The 59-page audit, which involved a five-month review of the agency’s operations, was requested by Gov. Mary Fallin in August after the scalding death of a veteran at a facility in Claremore and other allegations of patient abuse and neglect.
“The agency relies on the center administrators to operate the veterans’ centers, but lacks integrated supervision and oversight necessary to ensure the centers have positive working environments and sufficient resources to provide that excellent quality care to the residents,” the audit states. “This places the veterans center residents’ well-being at risk.”
About 1,400 war veterans live at seven veterans’ centers located in Ardmore, Claremore, Clinton, Lawton, Norman, Sulphur and Talihina.
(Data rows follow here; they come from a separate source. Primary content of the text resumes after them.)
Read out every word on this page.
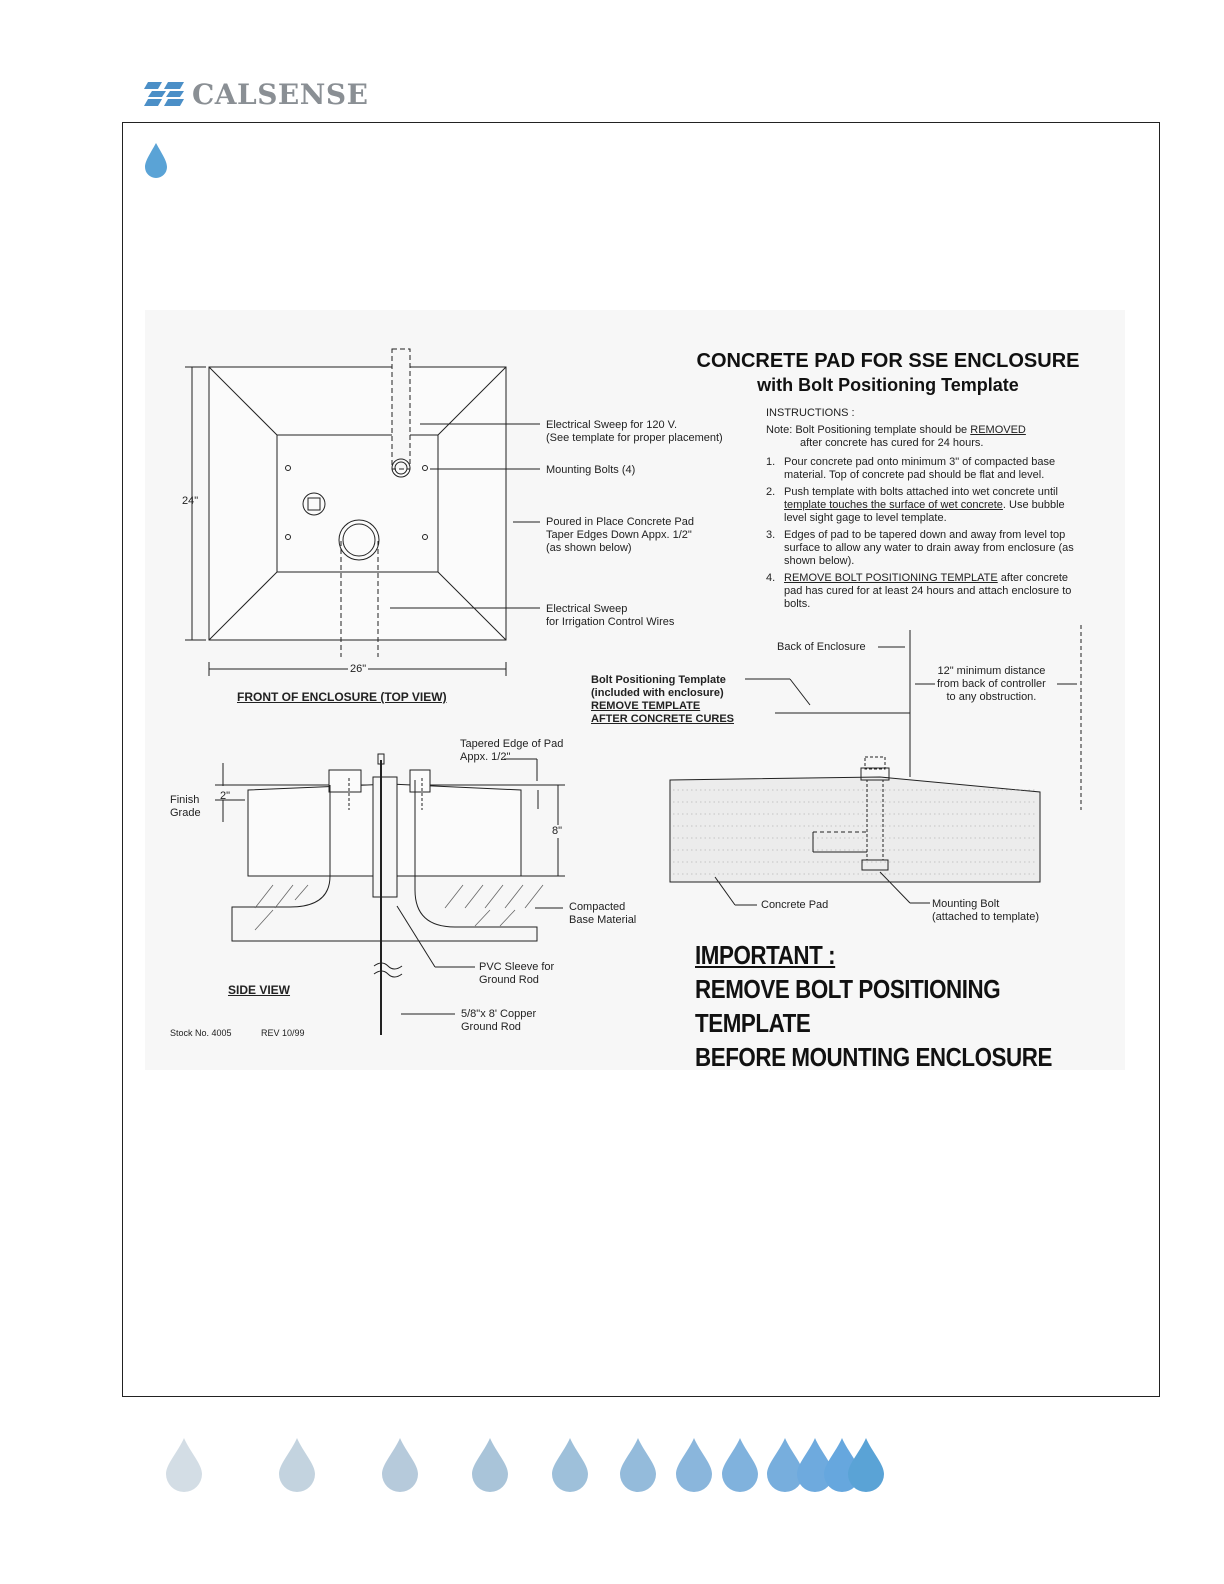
CALSENSE
CONCRETE PAD FOR SSE ENCLOSURE
with Bolt Positioning Template

INSTRUCTIONS :

Note: Bolt Positioning template should be REMOVED
after concrete has cured for 24 hours.

1. Pour concrete pad onto minimum 3" of compacted base material. Top of concrete pad should be flat and level.
2. Push template with bolts attached into wet concrete until template touches the surface of wet concrete. Use bubble level sight gage to level template.
3. Edges of pad to be tapered down and away from level top surface to allow any water to drain away from enclosure (as shown below).
4. REMOVE BOLT POSITIONING TEMPLATE after concrete pad has cured for at least 24 hours and attach enclosure to bolts.
24"
26"
FRONT OF ENCLOSURE (TOP VIEW)
Electrical Sweep for 120 V.
(See template for proper placement)
Mounting Bolts (4)
Poured in Place Concrete Pad
Taper Edges Down Appx. 1/2"
(as shown below)
Electrical Sweep
for Irrigation Control Wires
Tapered Edge of Pad
Appx. 1/2"
Finish
Grade
2"
8"
Compacted
Base Material
PVC Sleeve for
Ground Rod
5/8"x 8' Copper
Ground Rod
SIDE VIEW
Stock No. 4005	REV 10/99
Back of Enclosure
Bolt Positioning Template
(included with enclosure)
REMOVE TEMPLATE
AFTER CONCRETE CURES
12" minimum distance
from back of controller
to any obstruction.
Concrete Pad	Mounting Bolt
(attached to template)
IMPORTANT :
REMOVE BOLT POSITIONING TEMPLATE
BEFORE MOUNTING ENCLOSURE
The agency employs about 2,000 state workers, said agency spokesman Shane Faulkner.
Among the problem areas identified in the report are inconsistent training, low wages and some administrators’ disregard for staff input.
“They’ve got to figure out ways to retain people longer, and investigations should be more centralized and conducted by someone outside the facility,” Jones said. “It’s kind of like the facility directors run their own centers.
“We think they should set up standard operating procedures for all the centers instead of giving the individual directors such a long leash.”
The agency said in a statement that it already has taken steps to comply with many of the audit’s recommendations, including the appointment of a deputy director to oversee daily operations and a revamping of the War Veterans Commission that oversees the agency.
“ODVA concurs with the findings in the audit and has implemented many changes that fall in line with recommendations made in the report,” the agency said.
Two bills pending in the Legislature this session would address some of the problems, including a measure that would require the veterans’ centers to be regularly inspected by the Department of Health, and another that would centralize the management of the centers.
“I am strongly encouraging lawmakers to send those bills to my desk to be signed into law,” Fallin said in a statement.
Fallin also suggested that the agency director be appointed by the governor, instead of the commission, to give the public more accountability.
“This lack of accountability is particularly disturbing when one considers that veterans may have actually died in these facilities due to poor treatment,” Fallin said.
Another problem cited by both Jones and Fallin is that the pool of potential members of the War Veterans Commission is limited because they must be chosen from a list supplied by the American Legion, Veterans of Foreign Wars, and Disabled American Veterans.
“While I support the mission of each one of these organizations and applaud their good work, their combined membership represents only 15 percent of the state’s veterans and largely excludes younger veterans who served in recent conflicts, such as Iraq and Afghanistan,” Fallin said.